Анализируя наступление Западного и Брянского фронтов, Жуков доказывал Ставке, почему нельзя спешить с ним на Воронежском фронте. Да, Центральный фронт пошел на Орел сразу после отражения немецкого наступления, хорошо дебютировал, но бьет немцев в лоб. В результате — очень медленное продвижение и неоправданные потери с нашей стороны. Зачем заранее обрекать себя на то же самое на харьковском направлении?
Тут прояснилось: командование Западного фронта неумеренно возгордилось своими достижениями. Командующий 11-й гвардейской армией И. X. Баграмян (впоследствии Маршал Советского Союза) через много лет рассказал, что из этого получилось. Оставив за скобками неумеренно оптимистические реляции в Москву, Баграмян сообщает: «28-го (июля) был важный разговор по ВЧ с Верховным Главнокомандующим. Он выразил удовлетворение действиями армии в Орловской операции и выделил нам крупное пополнение, чтобы поддержать наступление». Окрыленный Баграмян отправился в войска, чтобы форсировать наступление. От этого занятия его внезапно оторвал срочный вызов на КП армии, куда совершенно неожиданно прибыл Жуков. Прибыл на два дня в эту армию, оставив Воронежский фронт.
«Когда я прилетел на КП, — писал Баграмян, — то понял, что Георгий Константинович явно не в духе. Мое радужное настроение, вызванное похвалой Верховного и его обещанием помочь пополнением, как рукой сняло. Довольно сухо поздоровавшись, маршал резко спросил:
— Как это ты, Иван Христофорович, опытный генерал, уговорил своего командующего фронтом Василия Даниловича Соколовского принять явно неправильное решение — ввести 4-ю танковую армию на неблагоприятном для массированных действий танков волховском направлении, а не на хатынецком, где явно можно было бы добиться гораздо больших успехов. Идет третий год войны, пора бы уже научиться воевать и беречь людей и технику!»
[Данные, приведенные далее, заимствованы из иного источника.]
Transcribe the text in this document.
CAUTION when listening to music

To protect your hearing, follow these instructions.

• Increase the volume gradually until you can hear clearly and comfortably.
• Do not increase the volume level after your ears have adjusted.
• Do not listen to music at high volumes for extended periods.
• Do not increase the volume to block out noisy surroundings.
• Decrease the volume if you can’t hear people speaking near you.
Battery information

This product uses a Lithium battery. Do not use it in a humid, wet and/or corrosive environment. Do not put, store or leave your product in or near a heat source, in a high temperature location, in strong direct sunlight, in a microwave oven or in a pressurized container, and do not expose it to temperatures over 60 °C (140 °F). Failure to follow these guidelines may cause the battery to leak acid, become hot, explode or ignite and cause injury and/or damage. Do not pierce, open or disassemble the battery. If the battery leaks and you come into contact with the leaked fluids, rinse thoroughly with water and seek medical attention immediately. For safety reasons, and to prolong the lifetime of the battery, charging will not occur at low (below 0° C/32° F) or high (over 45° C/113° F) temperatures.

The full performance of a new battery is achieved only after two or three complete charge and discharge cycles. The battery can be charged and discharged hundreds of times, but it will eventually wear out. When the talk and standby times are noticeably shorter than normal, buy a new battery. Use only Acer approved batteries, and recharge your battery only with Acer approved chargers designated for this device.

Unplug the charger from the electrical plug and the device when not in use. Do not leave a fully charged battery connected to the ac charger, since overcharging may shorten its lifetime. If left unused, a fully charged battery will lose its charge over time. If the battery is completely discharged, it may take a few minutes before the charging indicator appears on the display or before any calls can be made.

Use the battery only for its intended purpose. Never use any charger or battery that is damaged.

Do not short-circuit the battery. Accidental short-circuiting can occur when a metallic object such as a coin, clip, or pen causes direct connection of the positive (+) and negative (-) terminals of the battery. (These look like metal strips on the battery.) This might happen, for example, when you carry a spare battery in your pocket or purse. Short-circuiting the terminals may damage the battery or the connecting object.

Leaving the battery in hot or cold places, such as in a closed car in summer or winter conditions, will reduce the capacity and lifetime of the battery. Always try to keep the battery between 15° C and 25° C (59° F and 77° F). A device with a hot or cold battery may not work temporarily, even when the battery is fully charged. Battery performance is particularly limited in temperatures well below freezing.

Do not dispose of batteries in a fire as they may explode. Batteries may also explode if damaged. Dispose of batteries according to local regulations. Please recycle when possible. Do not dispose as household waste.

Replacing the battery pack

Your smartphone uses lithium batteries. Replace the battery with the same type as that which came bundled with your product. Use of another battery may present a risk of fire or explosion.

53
Большой дипломат в военных погонах с пресловутым кавказским красноречием сумел отвести справедливые упреки прямодушного маршала, открыв, что он-де собирался действовать именно так, как того требует Жуков, но его не послушались и т. д. Дело кончилось тем, что Жуков отправился в 4-ю танковую армию, а «позже я узнал, — заканчивает Баграмян, — с каким искренним желанием помочь Георгий Константинович, порой рискуя жизнью, осматривал самые важные участки фронта наступления 4-й танковой армии». Весь опыт и сердце маршала-солдата восстали против того, чтобы бушевавшее здесь и на сопредельных фронтах жесточайшее сражение превратилось еще и в самое кровопролитное.
Конечно, никак не могло импонировать Жукову выявившееся было намерение Баграмяна в угоду Сталину наступать без оглядки. «Именно к этому периоду войны относится замечание Жукова: «Основных законов оперативно-стратегического искусства И, В. Сталин не придерживался. Он был подобен темпераментному кулачному бойцу, часто горячился и торопился вступать в сражение. Горячась и торопясь, И. В. Сталин не всегда правильно учитывал время, необходимое для всесторонней подготовки операции… Конечно, при этом приходилось серьезно спорить и выслушивать от И. В. Сталина неприятные и незаслуженные слова. Но тогда мы мало обращали на это внимания». «Мы» — это Г. К. Жуков и А, М. Василевский.
Им обоим потребовалось употребить немало сил, чтобы отговорить Сталина от опрометчивого решения немедленно идти вперед. Пришлось развенчивать и оптимизм иных генералов, которые после Курска фигурально грызли удила, рвались очертя голову в бой за Харьков. «Скрепя сердце после многократных переговоров Верховный утвердил наше решение, так как иного выхода тогда не было», — заметил Жуков. Около 10 дней армии двух фронтов набирались сил, сосредоточили до 230 орудий и минометов, 70 танков на каждый километр в районе прорыва.
В войсках — почти миллион человек, свыше 12 тысяч орудий и минометов, 2400 танков и самоходных орудий, 1300 самолетов — таковы силы Воронежского и Степного фронтов. Они много сильнее врага, но…
На белгородско-харьковском направлении у врага семь оборонительных рубежей. Населенные пункты превращены в мощные узлы сопротивления. Глубина обороны — 90 километров. А войсками управляет тот, кто считается в вермахте самым разумным, — поворотливый и инициативный генерал-фельдмаршал Манштейн.